Начну с примера, которым приходилось уже пользоваться: «Для берегов отчизны дальной...». В этом выражении «берег»— это метонимия, потому что слово «берег» употребляется не как берег реки или моря, а заменяет «страны», часть заменяет целое. Вместе с тем здесь есть известная конкретизация: вместо отвлеченной «страны» встает та часть целого, которая в образном смысле для нас наиболее важна. Это — берег далекой страны, которая виднеется за морем, куда уходит корабль, уносящий возлюбленную.

«Родной кров», «домашний очаг» — такой же тип выражения. Или:

Сюда по новым им волнам

Все флаги в гости будут к нам... (IV, 274)

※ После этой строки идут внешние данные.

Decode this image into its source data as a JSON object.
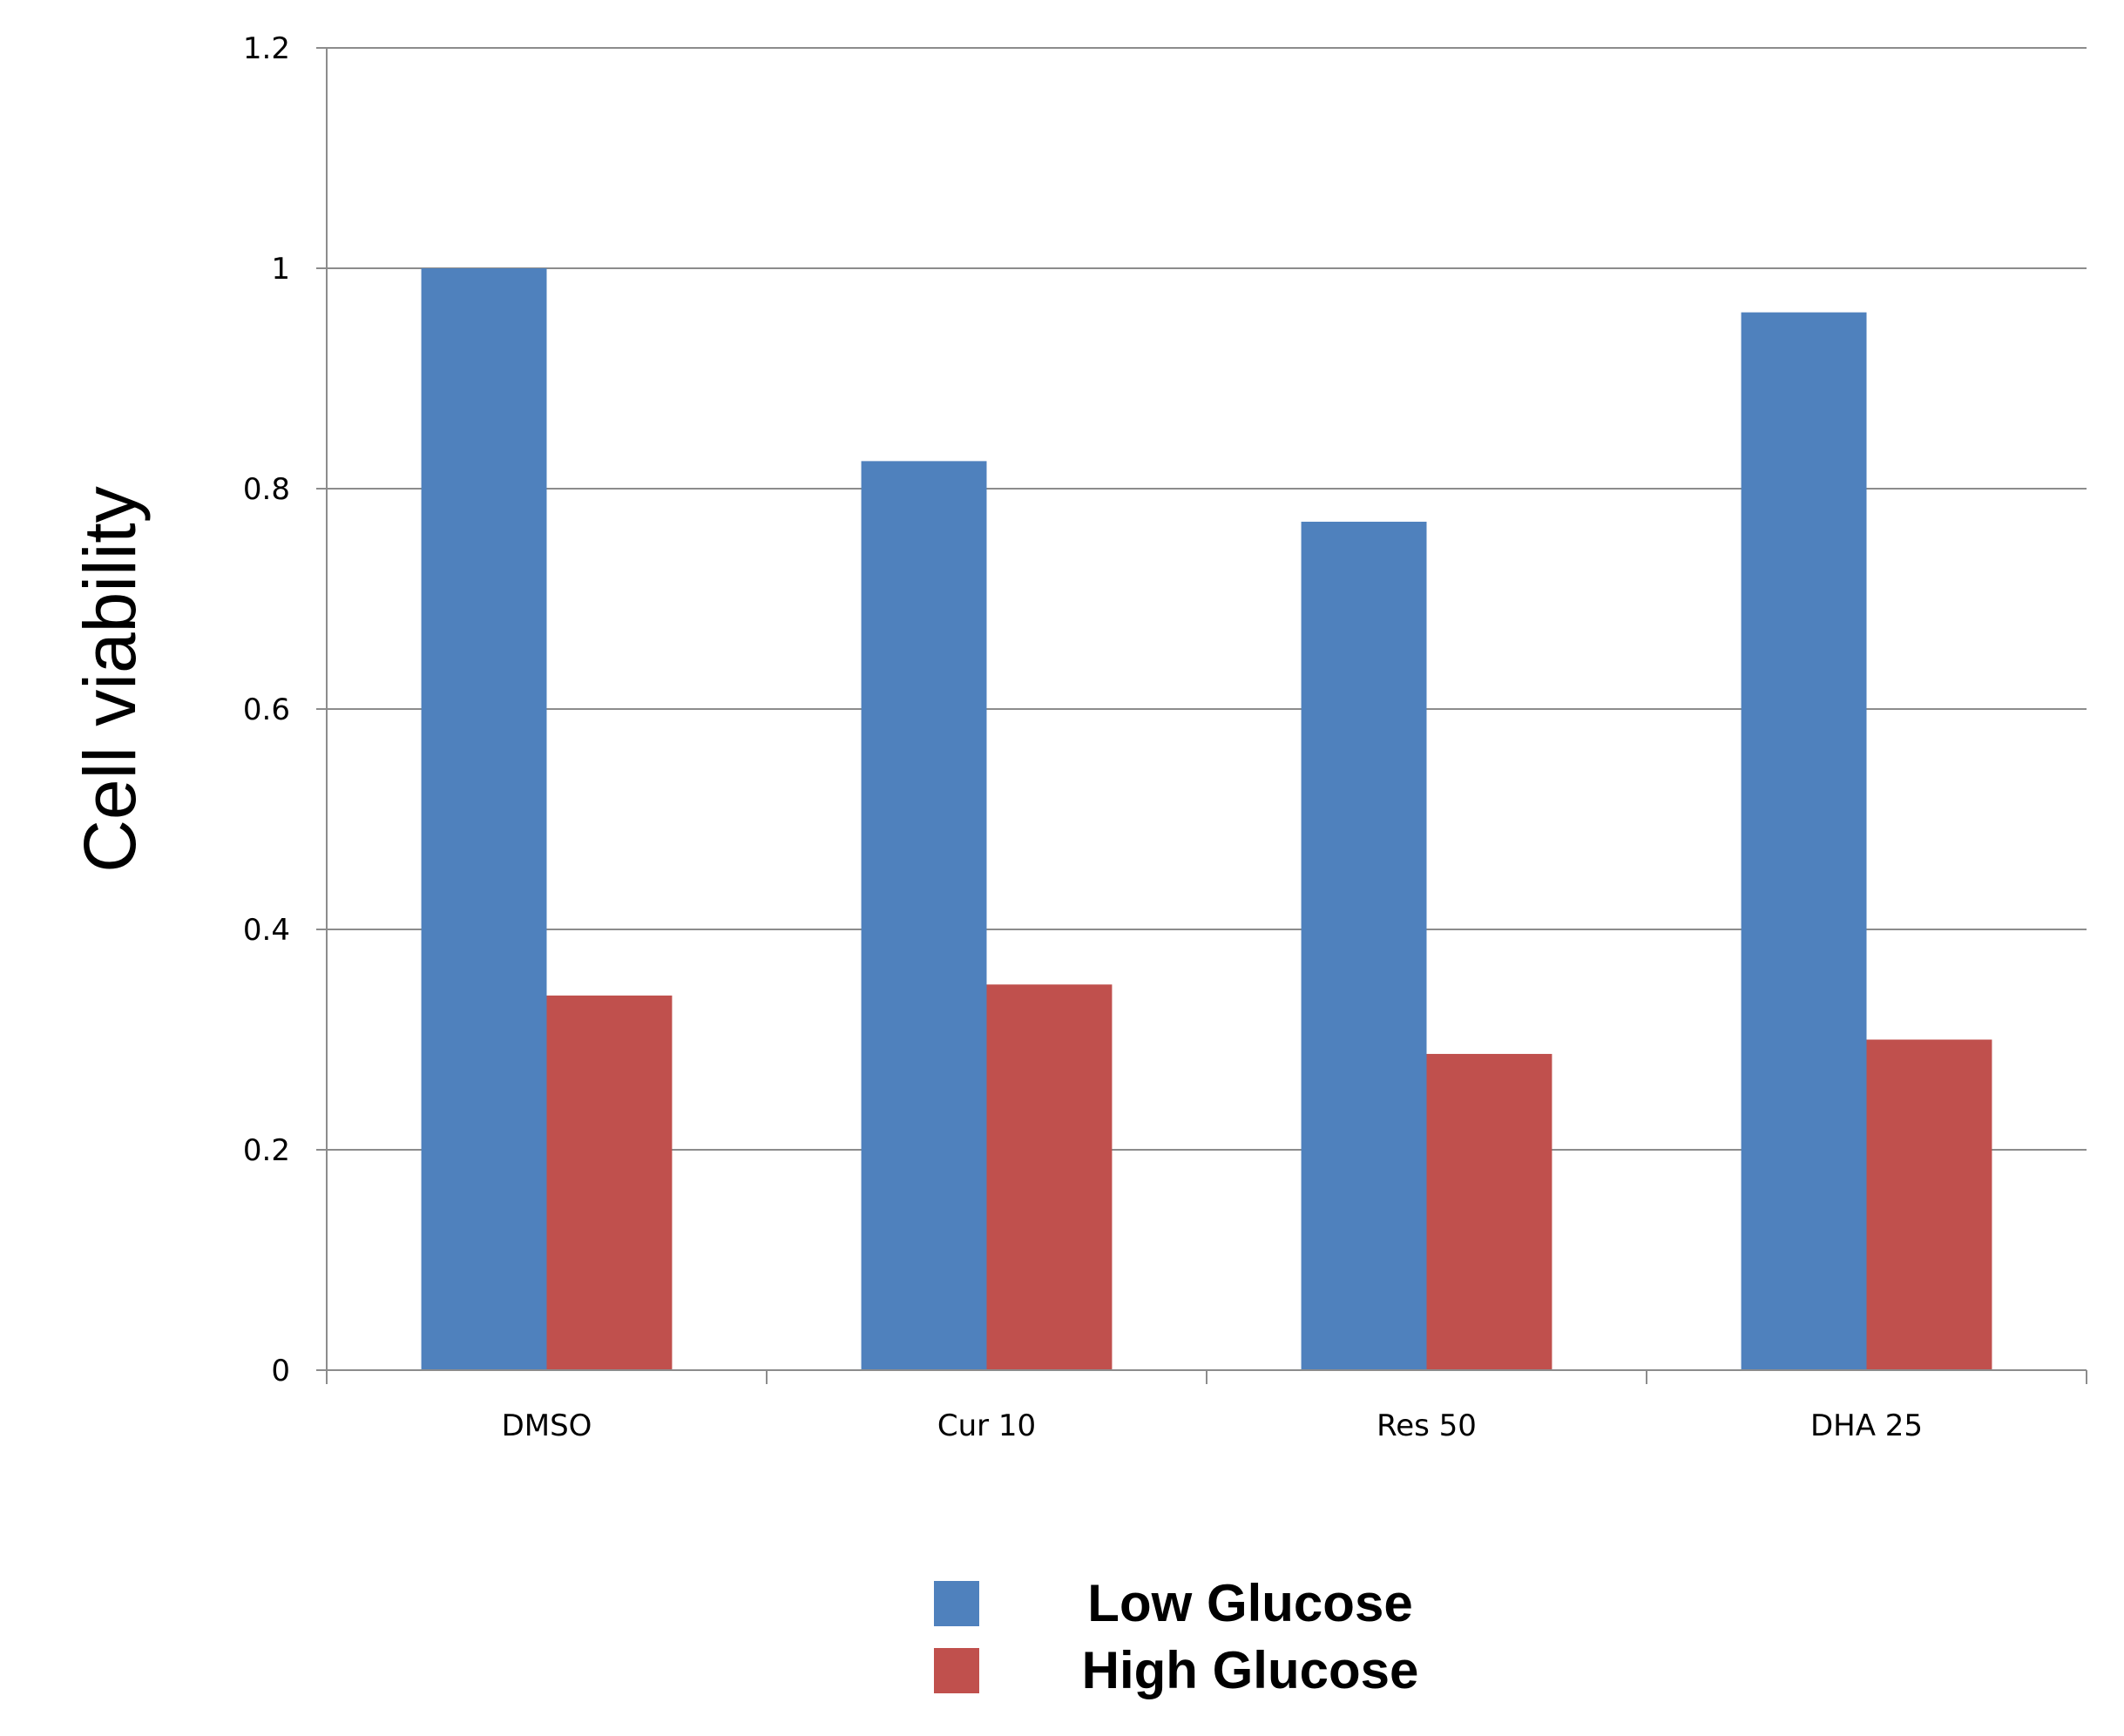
{
  "chart_data": {
    "type": "bar",
    "categories": [
      "DMSO",
      "Cur 10",
      "Res 50",
      "DHA 25"
    ],
    "series": [
      {
        "name": "Low Glucose",
        "values": [
          1.0,
          0.825,
          0.77,
          0.96
        ],
        "color": "#4F81BD"
      },
      {
        "name": "High Glucose",
        "values": [
          0.34,
          0.35,
          0.287,
          0.3
        ],
        "color": "#C0504D"
      }
    ],
    "title": "",
    "xlabel": "",
    "ylabel": "Cell viability",
    "ylim": [
      0,
      1.2
    ],
    "yticks": [
      "0",
      "0.2",
      "0.4",
      "0.6",
      "0.8",
      "1",
      "1.2"
    ],
    "grid": true,
    "legend_position": "bottom-center"
  }
}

Здесь, конечно, говорится не о флагах, а о кораблях; «флаги» — метонимия для кораблей; «волны» — метонимия для моря.

На берегу пустынных волн

Стоял он, дум великих полн... (IV, 274)

Не на берегу волн, а на берегу Невы.

Нужно отметить, что употребление метонимии держится в значительной мере на традиции. Если в отношении метафоры поэт всегда стремится к подновлению, к известной оригинальности, вплоть до метафорических новообразований, то в отношении метонимии можно сказать, что только традиционность дает метонимии силу и значимость. Мы говорим «домашний кров», «домашнийочаг», но никто не скажет для обозначения родного дома «домашнее кресло».

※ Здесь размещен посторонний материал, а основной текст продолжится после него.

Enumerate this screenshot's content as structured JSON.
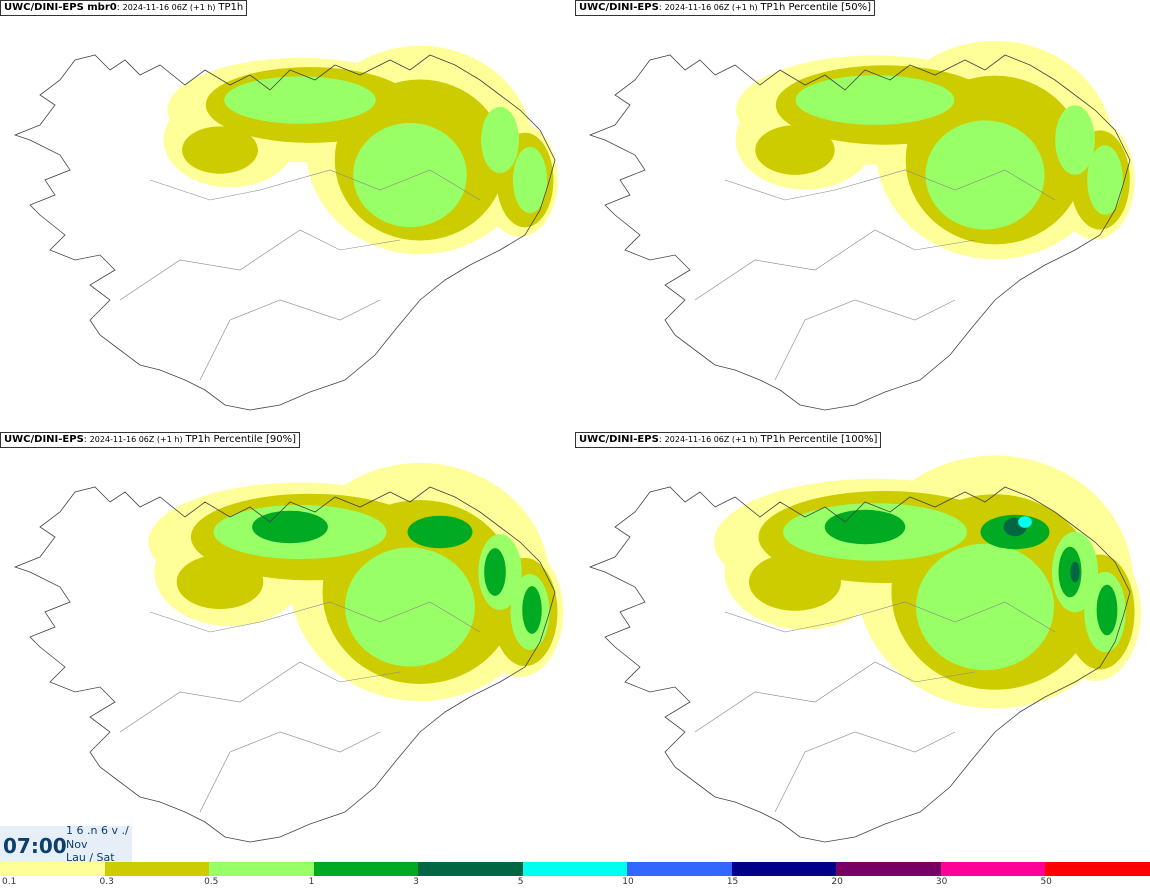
{
  "panels": [
    {
      "model": "UWC/DINI-EPS mbr0",
      "run": "2024-11-16 06Z (+1 h)",
      "field": "TP1h",
      "intensity": 0.55
    },
    {
      "model": "UWC/DINI-EPS",
      "run": "2024-11-16 06Z (+1 h)",
      "field": "TP1h Percentile [50%]",
      "intensity": 0.65
    },
    {
      "model": "UWC/DINI-EPS",
      "run": "2024-11-16 06Z (+1 h)",
      "field": "TP1h Percentile [90%]",
      "intensity": 0.85
    },
    {
      "model": "UWC/DINI-EPS",
      "run": "2024-11-16 06Z (+1 h)",
      "field": "TP1h Percentile [100%]",
      "intensity": 1.0
    }
  ],
  "clock": {
    "time": "07:00",
    "line1": "1 6 .n 6 v ./",
    "line2": "Nov",
    "line3": "Lau / Sat"
  },
  "legend": {
    "colors": [
      "#ffff99",
      "#cccc00",
      "#99ff66",
      "#00aa22",
      "#006644",
      "#00ffee",
      "#3366ff",
      "#000088",
      "#770066",
      "#ff0099",
      "#ff0000"
    ],
    "ticks": [
      "0.1",
      "0.3",
      "0.5",
      "1",
      "3",
      "5",
      "10",
      "15",
      "20",
      "30",
      "50"
    ]
  }
}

То же самое о корабле: можно сказать «флаг» или «паруса», но нельзя сказать о десятке других частей, которые имеются на корабле, но которые традиция не употребляет как типический признак корабля.

Пример из известного стихотворения Шиллера «Песнь о колоколе»:

Er zahlt die Haupter seiner Lieben,

Und sieh! ihm fehlt kein teures Haupt.

(буквально: «Он считает головы своих милых и, посмотри, ни одна не пропала»).

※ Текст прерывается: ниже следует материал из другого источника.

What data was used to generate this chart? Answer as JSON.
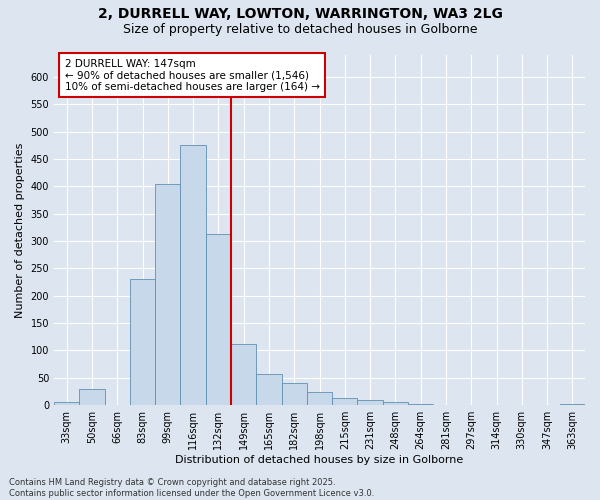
{
  "title_line1": "2, DURRELL WAY, LOWTON, WARRINGTON, WA3 2LG",
  "title_line2": "Size of property relative to detached houses in Golborne",
  "xlabel": "Distribution of detached houses by size in Golborne",
  "ylabel": "Number of detached properties",
  "footer_line1": "Contains HM Land Registry data © Crown copyright and database right 2025.",
  "footer_line2": "Contains public sector information licensed under the Open Government Licence v3.0.",
  "annotation_title": "2 DURRELL WAY: 147sqm",
  "annotation_line1": "← 90% of detached houses are smaller (1,546)",
  "annotation_line2": "10% of semi-detached houses are larger (164) →",
  "bar_color": "#c8d8eb",
  "bar_edge_color": "#6090b0",
  "vline_color": "#cc0000",
  "annotation_box_color": "#ffffff",
  "annotation_box_edge": "#cc0000",
  "background_color": "#dde6f0",
  "categories": [
    "33sqm",
    "50sqm",
    "66sqm",
    "83sqm",
    "99sqm",
    "116sqm",
    "132sqm",
    "149sqm",
    "165sqm",
    "182sqm",
    "198sqm",
    "215sqm",
    "231sqm",
    "248sqm",
    "264sqm",
    "281sqm",
    "297sqm",
    "314sqm",
    "330sqm",
    "347sqm",
    "363sqm"
  ],
  "bin_left_edges": [
    0,
    1,
    2,
    3,
    4,
    5,
    6,
    7,
    8,
    9,
    10,
    11,
    12,
    13,
    14,
    15,
    16,
    17,
    18,
    19,
    20
  ],
  "values": [
    5,
    30,
    0,
    230,
    405,
    475,
    313,
    112,
    57,
    40,
    25,
    13,
    10,
    5,
    2,
    0,
    0,
    0,
    0,
    0,
    2
  ],
  "vline_bin": 7,
  "ylim": [
    0,
    640
  ],
  "yticks": [
    0,
    50,
    100,
    150,
    200,
    250,
    300,
    350,
    400,
    450,
    500,
    550,
    600
  ],
  "grid_color": "#ffffff",
  "title_fontsize": 10,
  "subtitle_fontsize": 9,
  "axis_label_fontsize": 8,
  "tick_fontsize": 7,
  "annotation_fontsize": 7.5,
  "footer_fontsize": 6
}
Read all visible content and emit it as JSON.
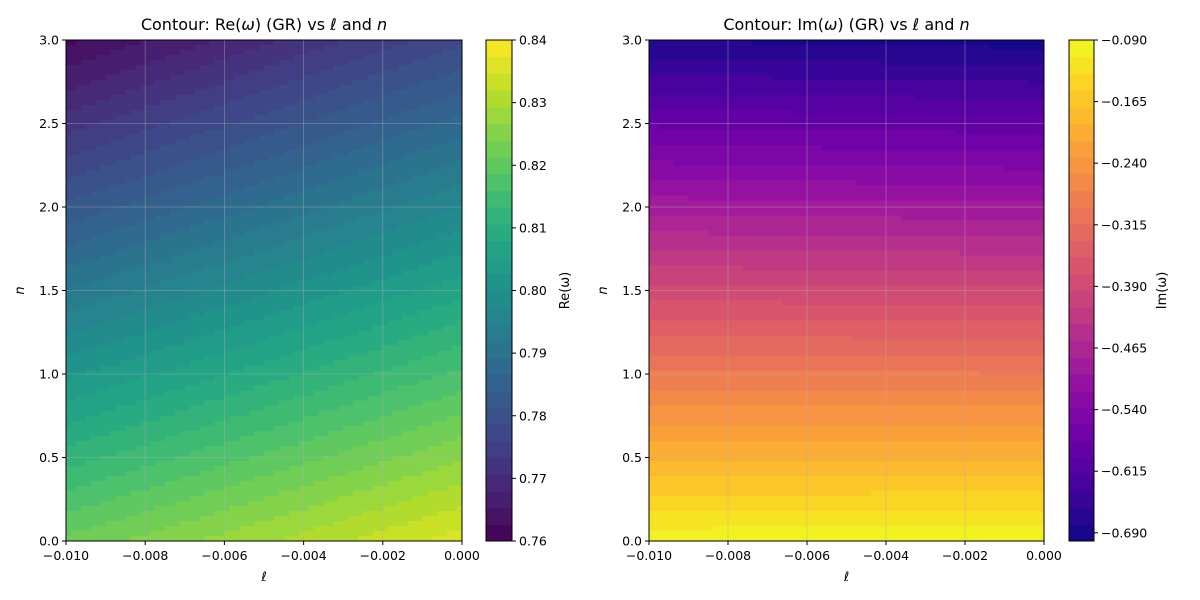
{
  "chart_data": [
    {
      "type": "heatmap",
      "subtype": "filled-contour",
      "title": "Contour: Re(ω) (GR) vs ℓ and n",
      "title_parts": [
        {
          "t": "Contour: Re("
        },
        {
          "t": "ω",
          "i": true
        },
        {
          "t": ") (GR) vs "
        },
        {
          "t": "ℓ",
          "i": true
        },
        {
          "t": " and "
        },
        {
          "t": "n",
          "i": true
        }
      ],
      "xlabel": "ℓ",
      "ylabel": "n",
      "xlim": [
        -0.01,
        0.0
      ],
      "ylim": [
        0.0,
        3.0
      ],
      "xticks": [
        "−0.010",
        "−0.008",
        "−0.006",
        "−0.004",
        "−0.002",
        "0.000"
      ],
      "yticks": [
        "0.0",
        "0.5",
        "1.0",
        "1.5",
        "2.0",
        "2.5",
        "3.0"
      ],
      "grid": true,
      "colormap": "viridis",
      "levels": 30,
      "colorbar": {
        "label": "Re(ω)",
        "range": [
          0.76,
          0.84
        ],
        "ticks": [
          "0.76",
          "0.77",
          "0.78",
          "0.79",
          "0.80",
          "0.81",
          "0.82",
          "0.83",
          "0.84"
        ]
      },
      "corner_values": {
        "l_min_n_min": 0.822,
        "l_max_n_min": 0.836,
        "l_min_n_max": 0.762,
        "l_max_n_max": 0.778
      }
    },
    {
      "type": "heatmap",
      "subtype": "filled-contour",
      "title": "Contour: Im(ω) (GR) vs ℓ and n",
      "title_parts": [
        {
          "t": "Contour: Im("
        },
        {
          "t": "ω",
          "i": true
        },
        {
          "t": ") (GR) vs "
        },
        {
          "t": "ℓ",
          "i": true
        },
        {
          "t": " and "
        },
        {
          "t": "n",
          "i": true
        }
      ],
      "xlabel": "ℓ",
      "ylabel": "n",
      "xlim": [
        -0.01,
        0.0
      ],
      "ylim": [
        0.0,
        3.0
      ],
      "xticks": [
        "−0.010",
        "−0.008",
        "−0.006",
        "−0.004",
        "−0.002",
        "0.000"
      ],
      "yticks": [
        "0.0",
        "0.5",
        "1.0",
        "1.5",
        "2.0",
        "2.5",
        "3.0"
      ],
      "grid": true,
      "colormap": "plasma",
      "levels": 30,
      "colorbar": {
        "label": "Im(ω)",
        "range": [
          -0.7,
          -0.09
        ],
        "ticks": [
          "−0.090",
          "−0.165",
          "−0.240",
          "−0.315",
          "−0.390",
          "−0.465",
          "−0.540",
          "−0.615",
          "−0.690"
        ]
      },
      "corner_values": {
        "l_min_n_min": -0.096,
        "l_max_n_min": -0.094,
        "l_min_n_max": -0.68,
        "l_max_n_max": -0.69
      }
    }
  ]
}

Речь идет о несчастье, постигшем город, но все члены семьи остались живы, все снова сошлись. Можно «считать головы», но нельзя считать руки, ноги и т. д., потому что «голова» традиционно заменяет человека в целом, а другая часть тела не заменяет. Следовательно, момент традиции для метонимии является весьма существенным.

Развитие метонимического стиля в поэзии имеет длинную традицию словоупотребления, восходящую к античной литературе и существующую вплоть до наших дней. Поэтому для метонимического стиля характерно употребление того, что мы можем назвать эмблемами. Эмблему я противопоставляю символу. Если символ означает нечто по принципу сходства и, следовательно, относится к области метафоры — будь то роза как символ девушки или другой традиционный символ, то эмблема основана не на сходстве, а именно на условном, традиционном употреблении. Скажем: «Кому венец — богине красоты, иль в зеркале ее изображенью?» Здесь «венец» употребляется в смысле преимущества, превосходства, которое в традиции обозначается актом венчания, венчанием лаврами, венчанием на престол и т. д. Между венцом и преимуществом, превосходством нет никакого признака сходства. Это не символ, а эмблематический признак. Или: «Но знает лаврами венчанный уколы тайные шипов» (по старинному обычаю поэтов венчали лаврами за их победы).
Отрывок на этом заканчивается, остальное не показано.